Notre équipe a fait le voyage en compagnie d’un autre journaliste de Reflets Guinée qui a spécialement fait le déplacement nous épauler à couvrir la série d’événements dans plusieurs grandes villes de France.
Le rendez-vous est pris dans la banlieue parisienne. Dans deux salles gracieusement mises à disposition pour l’occasion par la mairie de Bagnolet, l’ambiance est au sérieux.

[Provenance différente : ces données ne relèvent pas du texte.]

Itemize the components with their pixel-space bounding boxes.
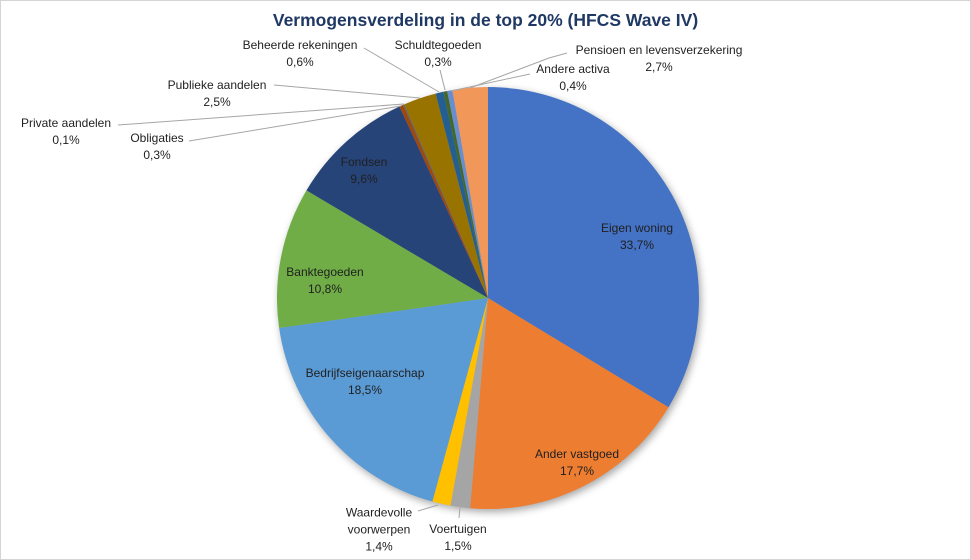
data-label-line: 2,7% (645, 60, 673, 74)
data-label-line: 18,5% (347, 383, 383, 397)
leader-line-voertuigen (458, 507, 461, 519)
data-label-andere-activa: Andere activa 0,4% (536, 61, 609, 95)
data-label-line: Voertuigen (429, 522, 487, 536)
data-label-line: Schuldtegoeden (394, 38, 482, 52)
data-label-beheerde-rekeningen: Beheerde rekeningen 0,6% (243, 37, 358, 71)
data-label-line: 0,6% (286, 55, 314, 69)
pie-slices (277, 87, 699, 509)
leader-line-schuldtegoeden (439, 69, 446, 91)
pie-slice-waardevolle-voorwerpen (432, 298, 488, 506)
leader-line-beheerde-rekeningen (363, 47, 440, 93)
data-label-schuldtegoeden: Schuldtegoeden 0,3% (395, 37, 482, 71)
data-label-line: Ander vastgoed (534, 447, 620, 461)
leader-line-publieke-aandelen (273, 84, 421, 99)
leader-lines (117, 47, 568, 519)
data-label-pensioen-en-levensverzekering: Pensioen en levensverzekering 2,7% (576, 42, 743, 76)
data-label-line: Obligaties (130, 131, 184, 145)
data-label-eigen-woning: Eigen woning 33,7% (601, 220, 673, 254)
data-label-line: Beheerde rekeningen (242, 38, 358, 52)
data-label-line: 10,8% (307, 282, 343, 296)
data-label-line: voorwerpen (347, 522, 411, 537)
pie-slice-fondsen (306, 106, 488, 298)
leader-line-waardevolle-voorwerpen (417, 504, 439, 512)
pie-slice-eigen-woning (488, 87, 699, 408)
data-label-private-aandelen: Private aandelen 0,1% (21, 115, 111, 149)
data-label-line: 17,7% (559, 464, 595, 478)
data-label-bedrijfseigenaarschap: Bedrijfseigenaarschap 18,5% (306, 365, 425, 399)
leader-line-andere-activa (450, 73, 531, 92)
data-label-line: 1,5% (444, 539, 472, 553)
data-label-line: Bedrijfseigenaarschap (305, 366, 425, 380)
data-label-line: 0,1% (52, 133, 80, 147)
data-label-line: Andere activa (536, 62, 610, 76)
data-label-line: Private aandelen (20, 116, 112, 130)
pie-slice-pensioen-en-levensverzekering (452, 87, 488, 298)
data-label-line: Eigen woning (600, 221, 674, 235)
pie-slice-obligaties (399, 104, 488, 298)
pie-slice-private-aandelen (403, 104, 488, 298)
leader-line-obligaties (188, 105, 402, 142)
leader-line-pensioen-en-levensverzekering (469, 52, 568, 89)
data-label-line: 9,6% (350, 172, 378, 186)
pie-slice-schuldtegoeden (443, 90, 488, 298)
pie-slice-voertuigen (450, 298, 488, 509)
pie-slice-ander-vastgoed (470, 298, 669, 509)
data-label-line: Waardevolle (345, 505, 413, 520)
data-label-line: 0,3% (143, 148, 171, 162)
leader-line-private-aandelen (117, 103, 405, 126)
data-label-line: Fondsen (340, 155, 388, 169)
pie-slice-publieke-aandelen (404, 93, 488, 299)
data-label-line: 2,5% (203, 95, 231, 109)
data-label-banktegoeden: Banktegoeden 10,8% (286, 264, 363, 298)
data-label-line: 1,4% (365, 539, 393, 554)
data-label-publieke-aandelen: Publieke aandelen 2,5% (168, 77, 267, 111)
data-label-line: 0,4% (559, 79, 587, 93)
data-label-line: Banktegoeden (286, 265, 364, 279)
pie-slice-bedrijfseigenaarschap (279, 298, 488, 502)
data-label-waardevolle-voorwerpen: Waardevolle voorwerpen 1,4% (346, 505, 412, 556)
data-label-obligaties: Obligaties 0,3% (130, 130, 183, 164)
pie-slice-beheerde-rekeningen (435, 91, 488, 298)
chart-title: Vermogensverdeling in de top 20% (HFCS W… (272, 10, 699, 30)
pie-slice-andere-activa (447, 90, 488, 299)
data-label-line: 33,7% (619, 238, 655, 252)
data-label-line: Pensioen en levensverzekering (575, 43, 743, 57)
data-label-voertuigen: Voertuigen 1,5% (429, 521, 486, 555)
data-label-fondsen: Fondsen 9,6% (341, 154, 388, 188)
pie-slice-banktegoeden (277, 190, 488, 329)
data-label-line: Publieke aandelen (167, 78, 267, 92)
data-label-line: 0,3% (424, 55, 452, 69)
data-label-ander-vastgoed: Ander vastgoed 17,7% (535, 446, 619, 480)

Les lieux ont été soigneusement aménagés par les représentants de la Direction Générale des Élections (DGE) afin de répondre strictement aux standards requis. C’est ici que les Guinéens de la diaspora parisienne défilent, un à un, pour accomplir leur devoir civique.
« Tout est mis en œuvre pour garantir la transparence du vote », glisse le président de ce bureau, l’un des nombreux points de vote déployés à travers l’Hexagone. Dans les allées, la vigilance est de mise mais l’atmosphère reste sereine. M. Soumah, délégué du candidat Daouda Conté, observe le déroulement des opérations d’un œil attentif.
Pour les électeurs et les observateurs présents, l’émotion est palpable. M. Diabaté ne cache pas sa satisfaction face à ce qu’il qualifie de « journée historique ». Un double scrutin crucial qui vient ancrer le processus démocratique sous l’égide de la Cinquième République.